Computational criminology: at-scale quantitative analysis of the evolution of cybercrime forums
Repository URI
Repository DOI
Change log
Authors
Abstract
Cybercrime forums and marketplaces are used by members to share hacking techniques, general community-building discussions, and trade hacking tools. While there is a large corpus of literature studying these platforms, from a cross-forum ecosystem comparison to smaller qualitative analyses of specific crime types within a single forum, there has been little research into studying these over time. Using the CrimeBB dataset from the Cambridge Cybercrime Centre, this first contribution of the thesis explores the evolution of a large cybercrime forum, from growth to gradual decline from peak activity, with research questions grounded in the digital drift framework from criminological theory. This finds a trend towards financially-driven cybercrime over time, by users and the forum as a whole. The second contribution of the thesis presents a method for detecting trending terms, using a lightweight natural language processing method to handle queries, given the size of the dataset. Evaluation using manual annotations showed more relevant salient terms were detected over TF-IDF. Finally, the third contribution of the thesis applies signalling theory to analyse the usage of argot (jargon and slang) on the forum, finding a negative correlation with reputation usage, and clustering to find a decreasing use of argot over time. Part of this contribution includes a lightweight argot detection pipeline with word embeddings aligned with manual annotations.
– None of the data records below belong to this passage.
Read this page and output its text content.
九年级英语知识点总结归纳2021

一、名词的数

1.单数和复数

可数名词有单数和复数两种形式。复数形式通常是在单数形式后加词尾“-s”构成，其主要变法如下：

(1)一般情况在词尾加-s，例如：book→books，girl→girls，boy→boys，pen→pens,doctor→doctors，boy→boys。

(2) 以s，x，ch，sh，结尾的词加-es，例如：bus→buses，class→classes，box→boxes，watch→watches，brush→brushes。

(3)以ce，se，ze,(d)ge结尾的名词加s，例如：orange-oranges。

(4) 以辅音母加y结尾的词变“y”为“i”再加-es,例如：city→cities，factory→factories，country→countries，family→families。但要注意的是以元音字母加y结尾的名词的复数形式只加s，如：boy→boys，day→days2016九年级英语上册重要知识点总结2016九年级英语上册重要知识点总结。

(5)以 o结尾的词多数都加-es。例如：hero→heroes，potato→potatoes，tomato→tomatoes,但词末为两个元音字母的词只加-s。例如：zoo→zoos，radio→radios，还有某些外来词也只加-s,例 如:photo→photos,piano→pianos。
Overall, the combination of different approaches, including criminological theory driving research directions, natural language processing to analyse forum text data, machine learning for classifications, and data science techniques, all contribute to provide a unique interdisciplinary perspective within the field of cybercrime community research, both drawing insights into these communities and contributing novel tools for measurements of large, noisy text data.